Is there a notion of "almost kernel" of a matrix? Namely, a vector $v$ is "almost" in the kernel of the matrix if it is mapped "close" to 0. And thus the "almost kernel" of a matrix is a subspace (this would need to be verified) of all vectors that are mapped closed to zero.
I guess one could define something like this, but I am wondering if such a notion already exists.
On
You can consider for fixed $\epsilon>0$ the set $$ C:=\{v: \ \|Av\|\le \epsilon \|v\|\}. $$ This has some nice properties: it is a closed and convex cone. Also $v\in C$ implies $-v\in C$.
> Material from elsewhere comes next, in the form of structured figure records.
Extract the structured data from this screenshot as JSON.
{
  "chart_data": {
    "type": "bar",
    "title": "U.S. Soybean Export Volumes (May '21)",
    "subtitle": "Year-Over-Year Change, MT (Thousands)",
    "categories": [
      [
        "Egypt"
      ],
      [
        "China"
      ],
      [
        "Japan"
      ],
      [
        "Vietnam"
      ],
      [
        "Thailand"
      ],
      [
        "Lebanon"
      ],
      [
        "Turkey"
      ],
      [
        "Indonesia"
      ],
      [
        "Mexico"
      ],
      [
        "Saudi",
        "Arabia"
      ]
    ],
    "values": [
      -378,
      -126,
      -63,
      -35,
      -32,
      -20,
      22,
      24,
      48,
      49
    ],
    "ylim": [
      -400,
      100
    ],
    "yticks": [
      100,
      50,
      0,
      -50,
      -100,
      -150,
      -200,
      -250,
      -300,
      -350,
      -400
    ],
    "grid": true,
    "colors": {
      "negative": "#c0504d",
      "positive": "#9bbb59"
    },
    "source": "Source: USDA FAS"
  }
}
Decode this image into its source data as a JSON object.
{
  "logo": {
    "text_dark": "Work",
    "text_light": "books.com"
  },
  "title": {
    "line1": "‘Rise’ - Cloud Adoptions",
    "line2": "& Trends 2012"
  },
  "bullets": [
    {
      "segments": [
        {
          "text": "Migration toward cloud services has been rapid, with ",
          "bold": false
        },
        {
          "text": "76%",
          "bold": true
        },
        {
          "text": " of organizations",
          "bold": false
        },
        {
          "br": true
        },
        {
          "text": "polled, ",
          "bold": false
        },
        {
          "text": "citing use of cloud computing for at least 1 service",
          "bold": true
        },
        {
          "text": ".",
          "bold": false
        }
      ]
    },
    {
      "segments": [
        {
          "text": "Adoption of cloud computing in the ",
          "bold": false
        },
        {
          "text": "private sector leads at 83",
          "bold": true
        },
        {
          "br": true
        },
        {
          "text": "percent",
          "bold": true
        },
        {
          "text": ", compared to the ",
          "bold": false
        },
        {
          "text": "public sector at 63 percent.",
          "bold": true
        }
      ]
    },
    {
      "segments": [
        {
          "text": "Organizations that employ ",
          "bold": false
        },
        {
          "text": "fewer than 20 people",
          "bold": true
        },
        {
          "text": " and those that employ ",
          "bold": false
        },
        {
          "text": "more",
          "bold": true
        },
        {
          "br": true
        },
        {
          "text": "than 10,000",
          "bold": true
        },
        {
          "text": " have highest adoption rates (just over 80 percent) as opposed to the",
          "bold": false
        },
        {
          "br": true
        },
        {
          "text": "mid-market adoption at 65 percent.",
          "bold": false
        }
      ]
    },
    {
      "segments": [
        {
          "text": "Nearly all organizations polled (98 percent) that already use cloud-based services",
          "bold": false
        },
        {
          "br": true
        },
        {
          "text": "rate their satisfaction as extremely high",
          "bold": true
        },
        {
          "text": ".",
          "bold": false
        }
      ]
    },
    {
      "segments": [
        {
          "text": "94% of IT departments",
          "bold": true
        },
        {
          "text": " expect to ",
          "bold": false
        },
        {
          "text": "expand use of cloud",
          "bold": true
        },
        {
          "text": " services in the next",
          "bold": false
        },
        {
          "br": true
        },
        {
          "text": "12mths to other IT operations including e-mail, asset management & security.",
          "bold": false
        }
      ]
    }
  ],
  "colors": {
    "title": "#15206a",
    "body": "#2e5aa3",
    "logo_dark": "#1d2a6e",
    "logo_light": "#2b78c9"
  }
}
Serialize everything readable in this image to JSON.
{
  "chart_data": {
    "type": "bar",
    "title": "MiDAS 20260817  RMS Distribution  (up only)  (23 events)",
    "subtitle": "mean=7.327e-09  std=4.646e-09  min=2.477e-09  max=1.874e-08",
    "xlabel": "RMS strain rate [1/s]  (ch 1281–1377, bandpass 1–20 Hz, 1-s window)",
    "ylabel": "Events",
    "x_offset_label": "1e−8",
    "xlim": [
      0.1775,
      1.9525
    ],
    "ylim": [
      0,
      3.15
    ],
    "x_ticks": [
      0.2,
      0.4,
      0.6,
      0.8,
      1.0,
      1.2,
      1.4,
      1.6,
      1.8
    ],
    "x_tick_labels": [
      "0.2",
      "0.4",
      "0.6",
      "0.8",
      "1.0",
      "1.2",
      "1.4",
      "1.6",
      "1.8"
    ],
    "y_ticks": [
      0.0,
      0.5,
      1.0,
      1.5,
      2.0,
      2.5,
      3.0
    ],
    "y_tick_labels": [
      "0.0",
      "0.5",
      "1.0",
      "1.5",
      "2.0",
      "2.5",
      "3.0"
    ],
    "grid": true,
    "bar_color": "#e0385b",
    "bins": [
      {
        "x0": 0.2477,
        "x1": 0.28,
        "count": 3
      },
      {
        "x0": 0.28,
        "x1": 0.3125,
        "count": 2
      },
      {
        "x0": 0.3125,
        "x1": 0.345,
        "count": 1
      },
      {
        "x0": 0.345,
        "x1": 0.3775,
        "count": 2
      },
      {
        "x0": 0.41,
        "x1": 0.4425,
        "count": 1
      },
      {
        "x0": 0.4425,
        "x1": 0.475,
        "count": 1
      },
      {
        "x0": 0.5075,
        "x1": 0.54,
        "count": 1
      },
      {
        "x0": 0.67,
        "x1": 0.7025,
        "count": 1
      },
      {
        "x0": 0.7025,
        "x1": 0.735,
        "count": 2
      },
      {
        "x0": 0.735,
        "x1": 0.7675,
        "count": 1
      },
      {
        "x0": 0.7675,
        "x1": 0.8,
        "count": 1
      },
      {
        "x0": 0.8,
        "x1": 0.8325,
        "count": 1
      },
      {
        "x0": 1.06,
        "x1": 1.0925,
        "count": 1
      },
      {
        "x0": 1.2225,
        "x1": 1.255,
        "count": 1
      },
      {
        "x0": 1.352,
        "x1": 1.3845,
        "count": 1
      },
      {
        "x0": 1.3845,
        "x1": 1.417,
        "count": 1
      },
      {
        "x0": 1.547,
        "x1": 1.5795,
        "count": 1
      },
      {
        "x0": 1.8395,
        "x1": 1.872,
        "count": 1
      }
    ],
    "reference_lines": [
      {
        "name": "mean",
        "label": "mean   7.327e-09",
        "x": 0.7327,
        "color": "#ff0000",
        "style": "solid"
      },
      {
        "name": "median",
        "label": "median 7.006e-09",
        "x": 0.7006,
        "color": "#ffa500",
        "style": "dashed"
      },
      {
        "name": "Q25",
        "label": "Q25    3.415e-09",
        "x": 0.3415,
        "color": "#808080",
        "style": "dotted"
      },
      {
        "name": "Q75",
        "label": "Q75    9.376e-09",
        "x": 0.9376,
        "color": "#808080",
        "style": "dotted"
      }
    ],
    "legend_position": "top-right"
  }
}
Such constructions are useful in constrained optimization and second-order sufficient optimality conditions. Second-order necessary optimality conditions are proven for directions in some critical cone. The critical cone has to be extended for sufficient conditions to work. There, constructions similar to the above are used. You can look in the book of Bonnans and Shapiro for the theory.
As mentioned in the comments section, there are two major problems:
So, let $M$ be some $n\times m$ matrix with elements from some field $A$ and $V$ be the vector space $A^{m\times1}$ of all columns of length $m$ with elements from $A$. Also, let $d$ be some metric on $V$. Then, one may define for every $\epsilon>0$ the $\epsilon-$kernel of $M$ as: $$\ker_\epsilon M:=\{x\in V\mid d(Mx,\mathbf{0})\leq\epsilon\},$$ or, alternatively: $$\ker_\epsilon M:=M^{-1}(\hat{B}(\mathbf{0},\epsilon)),$$ where, $\mathbf{0}$ is the zero element of $V$, $\hat{B}(x,r)$ denotes a closed ball with center $x$ and radius $r$ and $M$ is viewed as a linear map $M:V\to V$.
Now, note that the word "ball" is not used just for a nice generalization of our intuition; it also implies some kind of symmetry in our case. More specifically, a "ball" has a non-linear symmetry that makes it impossible for it to be a linear subspace, apart from "trivial" situations. By "trivial", we mean metrics that are not derived from norms (one may object that these are interesting cases and, indeed, they are, but we will examine them later on). So, suppose that $d$ is derived from some norm $\lVert\cdot\rVert$.
Let $B=\{u_1,u_2,\ldots,u_m\}$ be some base of $V$. Then, the vectors $$v_k:=\left\{\begin{array}{ll} \dfrac{\epsilon u_k}{2\lVert Mu_k\rVert} & u_k\not\in\ker M\\ u_k & u_k\in\ker M \end{array}\right.,$$ are linearly independent and: $$\lVert Mv_k\rVert=\frac{\epsilon}{2},$$ for $u_k\not\in\ker_\epsilon M$. Hence $v_k\in\ker_\epsilon M$ for every $k=1,2\ldots,m$.
Supposing that $\ker_\epsilon M$ is a linear subspace of $V$, we have that $\dim\ker_\epsilon M\leq m$. Also, $v_k$ being linerarly independent implies that $\dim\ker_\epsilon M=m$. Since both $V$ and $\ker_\epsilon M$ are both finite-dimensional of equal dimensions with $\ker_\epsilon M\leq V$, we get that $\ker_\epsilon M=V$, which, implies that $\ker M=V$ and, hence $M$ is the zero matrix.
So, "non-trivial" metrics give trivial results (the only matrix that fulfils our "wishes" is the trivial one).
However, what if we demand that $\ker_\epsilon M$ is a non-trivial linear subspace of $V$, with $M\neq0$? Of course, from the above it is obvious that $d$ is not derived from any norm. Before starting, note that one metric that is "almost" (no pun intended) what we would wish is the discrete metric: $$\delta(x,y)=\left\{\begin{array}{ll} 1 & x\neq y\\ 0 & x=y \end{array}\right..$$ Indeed, for $\epsilon<1$ $\ker_\epsilon M=\{0\}$ and for $\epsilon\geq1$, $\ker_\epsilon M=V$ - which are trivial subspaces of $V$, however.